Recapping The Trump Years Through A Markets Lens
By James Picerno, Director of Analytics
The 45th president’s term ends today, putting a fork in one of the most turbulent periods in American history to rest. As the nation prepares for the Biden era, whatever that means, let’s take a quick look at how markets fared through President Trump’s tenure, based on a set of exchange traded funds.
Let’s begin with a big-picture review of global equity markets via US, foreign developed and emerging markets slices from the close of Election Day in 2016 (Nov. 8) through yesterday (Jan. 19, 2021). The main takeaway on this front: US stocks (VTI) dramatically outperformed its counterparts (and the other major asset classes too). Vanguard Total US Stock Market (VTI) nearly doubled during this period with a 97% total return (all results throughout are cited as cumulative changes). Foreign shares, by contrast, rose roughly 50% to 60%, according to results for Vanguard FTSE Developed Markets (VEA) and Vanguard FTSE Emerging Markets (VWO).
Broad measures of US bonds ended the Trump era with gains, albeit modest compared with stocks. The iShares iBoxx $ US Investment Grade Corporate Bond ETF (LQD) topped this category with 29% advance. US junk bonds (JNK) were a close runner-up with a 26% gain. Inflation-indexed Treasuries (TIP) and US corporates (IEF) fell into the bottom half for returns with 19% and 16% gains, respectively.
Three major categories of foreign bonds (in unhedged terms) also delivered across-the-board gains in line with US fixed-income results. Topping the ex-US fixed-income category: VanEck Vectors International High Yield Bond (IHY), which rose 30%. By contrast, foreign developed government bonds (BWX) were up a bit more than 15% while government bonds issued by governments in emerging markets added 12%.

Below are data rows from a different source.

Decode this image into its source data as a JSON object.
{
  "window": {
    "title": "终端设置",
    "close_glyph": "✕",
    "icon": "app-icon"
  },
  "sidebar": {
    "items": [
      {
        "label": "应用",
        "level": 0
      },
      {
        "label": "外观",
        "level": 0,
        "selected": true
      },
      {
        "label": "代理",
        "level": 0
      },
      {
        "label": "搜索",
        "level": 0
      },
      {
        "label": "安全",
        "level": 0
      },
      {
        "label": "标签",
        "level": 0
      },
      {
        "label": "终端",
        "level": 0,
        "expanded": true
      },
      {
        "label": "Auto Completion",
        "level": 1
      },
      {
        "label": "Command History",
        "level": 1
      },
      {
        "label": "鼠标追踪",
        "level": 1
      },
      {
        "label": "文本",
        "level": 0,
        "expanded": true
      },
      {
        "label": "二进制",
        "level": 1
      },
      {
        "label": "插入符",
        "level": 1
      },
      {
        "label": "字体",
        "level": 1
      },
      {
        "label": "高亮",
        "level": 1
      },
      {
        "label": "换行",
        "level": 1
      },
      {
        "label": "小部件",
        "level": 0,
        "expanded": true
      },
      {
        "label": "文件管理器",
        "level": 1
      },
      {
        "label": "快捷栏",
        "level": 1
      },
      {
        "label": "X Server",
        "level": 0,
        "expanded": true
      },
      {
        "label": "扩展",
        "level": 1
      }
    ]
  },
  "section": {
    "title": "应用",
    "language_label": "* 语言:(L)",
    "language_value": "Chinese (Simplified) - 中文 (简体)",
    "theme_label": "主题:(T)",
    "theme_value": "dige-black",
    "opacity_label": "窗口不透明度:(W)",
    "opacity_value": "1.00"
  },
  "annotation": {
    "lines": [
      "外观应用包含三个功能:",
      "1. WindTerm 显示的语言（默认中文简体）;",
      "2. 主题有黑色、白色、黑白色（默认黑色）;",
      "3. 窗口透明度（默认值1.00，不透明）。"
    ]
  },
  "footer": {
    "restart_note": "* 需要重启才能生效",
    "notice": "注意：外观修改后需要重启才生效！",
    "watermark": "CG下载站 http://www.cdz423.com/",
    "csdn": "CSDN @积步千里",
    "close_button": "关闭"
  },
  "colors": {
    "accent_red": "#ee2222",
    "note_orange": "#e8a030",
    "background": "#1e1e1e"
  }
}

US and foreign real estate shares were essentially tied for Trump-era returns. Vanguard US Real Estate (VNQ) was up nearly 27%, slightly ahead of the 25% increase for Vanguard Global ex-U.S. Real Estate (VNQI).
Looking at four major categories for commodities reveals a mixed picture for the Trump era, based on four fund proxies run by Invesco. Precious metals (DBP) and base metals (DBB) had profitable run, rising 33% and 22%, respectively. A broad measure of energy (DBE) was flat during the Trump years while agriculture (DBA) shed 17%.
Finally, the US dollar endured a volatile ride since Trump became president but by the end of yesterday’s close the Invesco DB US Dollar Index Bullish Fund (UUP), which tracks the greenback relative to a basket of six major foreign currencies, was essentially unchanged. For comparison, an ETF proxy for a US dollar cash holding was up nearly 6%, based on iShares Short Treasury Bond (SHV).
And so ends the mostly bullish run for markets during the Trump years. As of 12:01 pm eastern today, the window is formally accepting your bets for the Biden era.
(An earlier version of this article first appeared at The Capital Spectator.com on January 19, 2021.)